The 20 or so fighters defending that particular position passed most of their days protecting themselves from the shelling, ducking snipers and avoiding the innumerable landmines.

The group also made some brief reconnaissance incursions into enemy territory. According to 'Jacques', Serb aircraft also bomb the KLA positions in this frontier sector of Kosare, overlooking the Djakovica region of southern Kosovo, using fragmentation bombs and toxic gas.

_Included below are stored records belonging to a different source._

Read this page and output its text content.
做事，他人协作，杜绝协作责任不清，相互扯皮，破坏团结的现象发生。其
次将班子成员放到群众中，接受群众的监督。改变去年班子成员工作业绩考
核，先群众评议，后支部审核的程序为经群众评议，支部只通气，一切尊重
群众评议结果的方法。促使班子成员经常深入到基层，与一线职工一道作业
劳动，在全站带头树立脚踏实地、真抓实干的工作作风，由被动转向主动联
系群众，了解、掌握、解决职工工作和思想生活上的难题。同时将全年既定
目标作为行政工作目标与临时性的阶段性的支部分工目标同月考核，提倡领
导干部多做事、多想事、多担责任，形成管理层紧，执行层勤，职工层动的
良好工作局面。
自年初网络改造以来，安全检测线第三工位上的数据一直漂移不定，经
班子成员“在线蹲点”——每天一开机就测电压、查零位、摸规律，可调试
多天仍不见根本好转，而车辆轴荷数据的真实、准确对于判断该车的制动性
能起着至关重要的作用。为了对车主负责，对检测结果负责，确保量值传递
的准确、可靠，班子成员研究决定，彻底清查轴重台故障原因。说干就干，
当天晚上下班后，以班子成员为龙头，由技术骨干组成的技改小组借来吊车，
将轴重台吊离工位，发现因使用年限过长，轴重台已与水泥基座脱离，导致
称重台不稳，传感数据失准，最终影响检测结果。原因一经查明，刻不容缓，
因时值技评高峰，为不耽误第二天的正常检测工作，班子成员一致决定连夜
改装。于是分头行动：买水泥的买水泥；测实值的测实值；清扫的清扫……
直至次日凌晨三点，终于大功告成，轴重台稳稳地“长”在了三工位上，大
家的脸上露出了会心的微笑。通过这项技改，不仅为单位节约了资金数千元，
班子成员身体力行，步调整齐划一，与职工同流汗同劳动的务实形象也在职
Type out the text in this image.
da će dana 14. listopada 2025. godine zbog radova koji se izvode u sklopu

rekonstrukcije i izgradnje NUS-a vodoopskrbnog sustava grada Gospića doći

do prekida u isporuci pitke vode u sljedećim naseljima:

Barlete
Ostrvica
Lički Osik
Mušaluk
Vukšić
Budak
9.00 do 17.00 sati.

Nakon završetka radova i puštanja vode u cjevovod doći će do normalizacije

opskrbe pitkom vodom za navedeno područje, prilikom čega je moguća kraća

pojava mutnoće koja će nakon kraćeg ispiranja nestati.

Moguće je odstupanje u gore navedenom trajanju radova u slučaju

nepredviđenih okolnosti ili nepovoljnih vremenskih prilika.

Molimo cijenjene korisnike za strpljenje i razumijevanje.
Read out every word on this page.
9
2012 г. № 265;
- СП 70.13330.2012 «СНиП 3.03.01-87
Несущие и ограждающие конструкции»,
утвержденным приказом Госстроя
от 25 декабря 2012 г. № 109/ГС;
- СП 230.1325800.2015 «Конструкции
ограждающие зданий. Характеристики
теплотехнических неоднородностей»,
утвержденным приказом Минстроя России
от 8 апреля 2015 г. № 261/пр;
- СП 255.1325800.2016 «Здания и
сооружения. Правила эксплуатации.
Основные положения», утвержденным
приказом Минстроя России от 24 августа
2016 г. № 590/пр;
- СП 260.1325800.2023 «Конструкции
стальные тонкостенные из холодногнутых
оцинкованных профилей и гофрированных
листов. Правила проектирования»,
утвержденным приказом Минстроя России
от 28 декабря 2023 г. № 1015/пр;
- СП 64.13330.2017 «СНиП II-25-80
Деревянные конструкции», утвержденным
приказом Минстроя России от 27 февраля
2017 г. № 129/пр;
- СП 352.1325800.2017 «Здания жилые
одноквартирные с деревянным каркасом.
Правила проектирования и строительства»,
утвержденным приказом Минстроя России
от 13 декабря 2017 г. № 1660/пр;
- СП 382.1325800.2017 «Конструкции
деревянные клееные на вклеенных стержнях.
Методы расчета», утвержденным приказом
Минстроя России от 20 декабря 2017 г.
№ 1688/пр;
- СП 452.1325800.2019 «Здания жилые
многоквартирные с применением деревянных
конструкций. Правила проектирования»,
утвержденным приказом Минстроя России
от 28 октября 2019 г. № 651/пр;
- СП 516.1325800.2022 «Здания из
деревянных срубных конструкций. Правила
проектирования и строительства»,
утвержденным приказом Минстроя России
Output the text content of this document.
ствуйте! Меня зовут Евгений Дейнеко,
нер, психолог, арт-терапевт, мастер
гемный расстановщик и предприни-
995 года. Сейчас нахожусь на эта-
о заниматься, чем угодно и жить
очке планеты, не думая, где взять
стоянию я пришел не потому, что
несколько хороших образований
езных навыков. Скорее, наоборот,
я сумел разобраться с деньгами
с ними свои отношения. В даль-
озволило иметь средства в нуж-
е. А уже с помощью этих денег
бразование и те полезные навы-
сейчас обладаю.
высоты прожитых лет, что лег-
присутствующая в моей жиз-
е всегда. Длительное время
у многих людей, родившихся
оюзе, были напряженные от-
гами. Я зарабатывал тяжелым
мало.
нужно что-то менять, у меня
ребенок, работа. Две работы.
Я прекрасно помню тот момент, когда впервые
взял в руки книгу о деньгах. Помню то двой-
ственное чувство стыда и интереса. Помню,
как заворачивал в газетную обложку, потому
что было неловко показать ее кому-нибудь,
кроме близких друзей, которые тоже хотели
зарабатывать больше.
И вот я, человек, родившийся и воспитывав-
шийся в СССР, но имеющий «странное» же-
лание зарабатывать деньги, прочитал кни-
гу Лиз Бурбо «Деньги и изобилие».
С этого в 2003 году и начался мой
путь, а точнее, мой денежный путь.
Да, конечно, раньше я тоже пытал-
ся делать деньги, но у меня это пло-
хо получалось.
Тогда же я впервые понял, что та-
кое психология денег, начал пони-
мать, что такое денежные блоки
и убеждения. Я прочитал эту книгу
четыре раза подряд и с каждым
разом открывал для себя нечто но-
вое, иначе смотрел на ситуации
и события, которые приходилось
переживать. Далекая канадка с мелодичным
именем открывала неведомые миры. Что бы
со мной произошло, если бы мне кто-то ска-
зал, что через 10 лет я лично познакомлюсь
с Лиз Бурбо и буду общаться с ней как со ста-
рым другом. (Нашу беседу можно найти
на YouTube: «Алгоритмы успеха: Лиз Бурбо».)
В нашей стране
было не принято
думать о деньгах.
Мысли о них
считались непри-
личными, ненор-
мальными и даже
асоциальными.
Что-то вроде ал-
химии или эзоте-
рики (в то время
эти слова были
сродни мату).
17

The Frenchman, who asked to remain anonymous while claiming his father was French President Jacques Chirac's chauffeur, said the KLA suffers severe losses as "the guys get less than two weeks' training".

In order to conceal the scope of the losses, the foreign fighters who are injured are not allowed to go back to their countries of origin, 'Jacques' claimed.

Many of them are wounded by landmines or shelling by the Serbs, "whose tactics have not changed since the war in Croatia", he said, showing off a tattoo on his right hand reading 'HOS'.

"HOS for Ustashis," the Nazis' Croatian allies during World War II, he said proudly.

On May 15 'Jacques' was injured by a fragment of mortar shell. "There were sparks everywhere. I could not feel my leg anymore and I was bleeding," he said.

Carried on a stretcher by his comrades along the rocky mountain roads, then put in a cross-country vehicle, he was admitted to hospital in the north-western town of Bajram Curri.

Then, given the serious condition he was in, he was flown by helicopter to the military hospital of Tirana.

Registered at the hospital under the name of Georges Hassani, he now hesitates between resuming fighting -- once he has recovered -- or going back to France, where former troubles with the police might catch up with him.

Even if he said he had received no pay for fighting in Kosovo, 'Jacques' praised the generosity of civilians who on several occasions offered him substantial sums in German mark notes.

"I was wounded the very day I was about to get a Winchester 308, a super rifle of great accuracy, excellent for sniping Serbs. This time I didn't have the chance to kill even one", he said regretfully.